Dry Heat
By J.p. Lawrence
Small green trolls infest the shooting range at West Point. They pop up from the tall grass. They grimace at me, so I shoot them. My nose kisses the rear of my rifle’s charging handle. I see the green target in the middle of my iron sights. I fire. And it’s gone.
My weapon is the M4A4. I carried one for 12 months while deployed. Two months in Fort Lewis, Wash. Ten months in southern Iraq, in Basra. Fort Lewis is where I met Maj. John Harvey. Harvey was an intelligence officer. His job was to talk to the CIA. He loved fly-fishing and life on the river. Before deploying, he met Spc. Marianne Summers, a cook with the unit. Summers was a blonde with a nose like Meryl Streep and an air that suggested she knew the minds of desperate, hungry boys.
My buddies would whisper to me that Harvey and Summers would skip training and sneak off into the woods like young lovers. But Summers was 23 years old and Harvey was 48. Sexual relationships are prohibited during deployments. And everyone sniffed trouble.
In Iraq, I always carried my rifle, but my real weapon was my D200 digital camera. I was a military photojournalist. I would fly from base to base, writing stories about the people there. The heat was relentless, but dry. The story was that there was no story: the war was over.
Young boys with dreams of blowing up villains and winning medals sniped each other in video games played on big screens. The staff officers and one of the generals spent their Thursday nights playing Risk in air-conditioned conference rooms.

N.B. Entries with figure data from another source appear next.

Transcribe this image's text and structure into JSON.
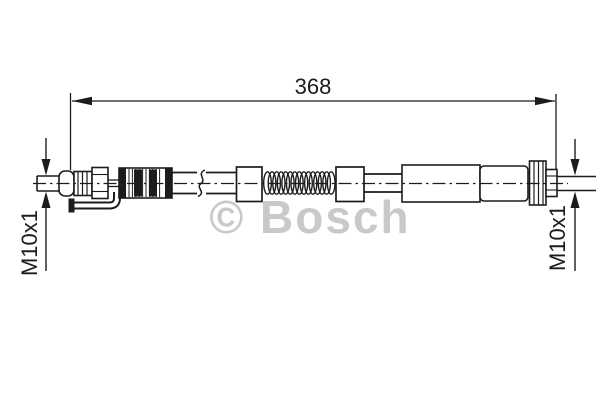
{
  "diagram": {
    "watermark": "© Bosch",
    "dimension_label": "368",
    "thread_label_left": "M10x1",
    "thread_label_right": "M10x1"
  },
  "colors": {
    "background": "#ffffff",
    "line": "#1c1c1c",
    "watermark": "#c9c9c9"
  }
}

One morning my bosses told me to take my camera to a special mission. A suicide. I stood outside the doorway of a plyboard hooch, half-completed. The military policemen and the criminal investigators were already there. Harvey was inside.
The investigator ushered me in. There was a halo of blood around the body. The inner ring was dark red. It coagulated and formed a raised plateau. The outer ring was brown and thin – the blood had dried up and left nothing but a stain. His eyes were open and his jaw was agape, giving him a slack-jawed and ghoulish overbite.
Harvey held a M9 pistol in his right hand. There was a hole in his right temple where there was nothing but blackness. There was a hole in his other temple and a hole in the wall. There was a bullet in the next room. “Good thing it wasn’t a hollow point round,” the military policeman says. “That would’ve made a mess.”
The military policeman tells a story about a man who tried to kill himself with a shotgun and missed. A few centimeters would have been death. But he missed and had to live the rest of his years with no face. Brain damage. Pain every day.
Spc. Tom Hannah is the military policeman’s name. He wants to know if this is my first dead body, if I’ll crack. But I am just doing a job. I ask the investigator to close the door so I have even lighting. I feel nothing. I feel nothing in the presence of the dead. I aim. I press a button. The shutter clicks. And there’s a flash.
A target pops up on a fire range. I swing my weapon toward the target. I fire. A crack of lightning. A flash. The target goes down, as if in a dream. Another target. I look. I fire.
Gone.
I think of playing football in the backyard, or learning how to throw a spiral for the first time – there’s that moment when you realize you’re good at this, when you understand just how much you control. You see someone open, running down the field, and then the next thing you know, the ball is in their hands.
It’s as if the self subsides. The self becomes a spectator. The self becomes an instrument. Another target. Gone. Another. And another. And another. Gone.
*Names are pseudonyms.
*Published in Stone Canoe 7, a print anthology.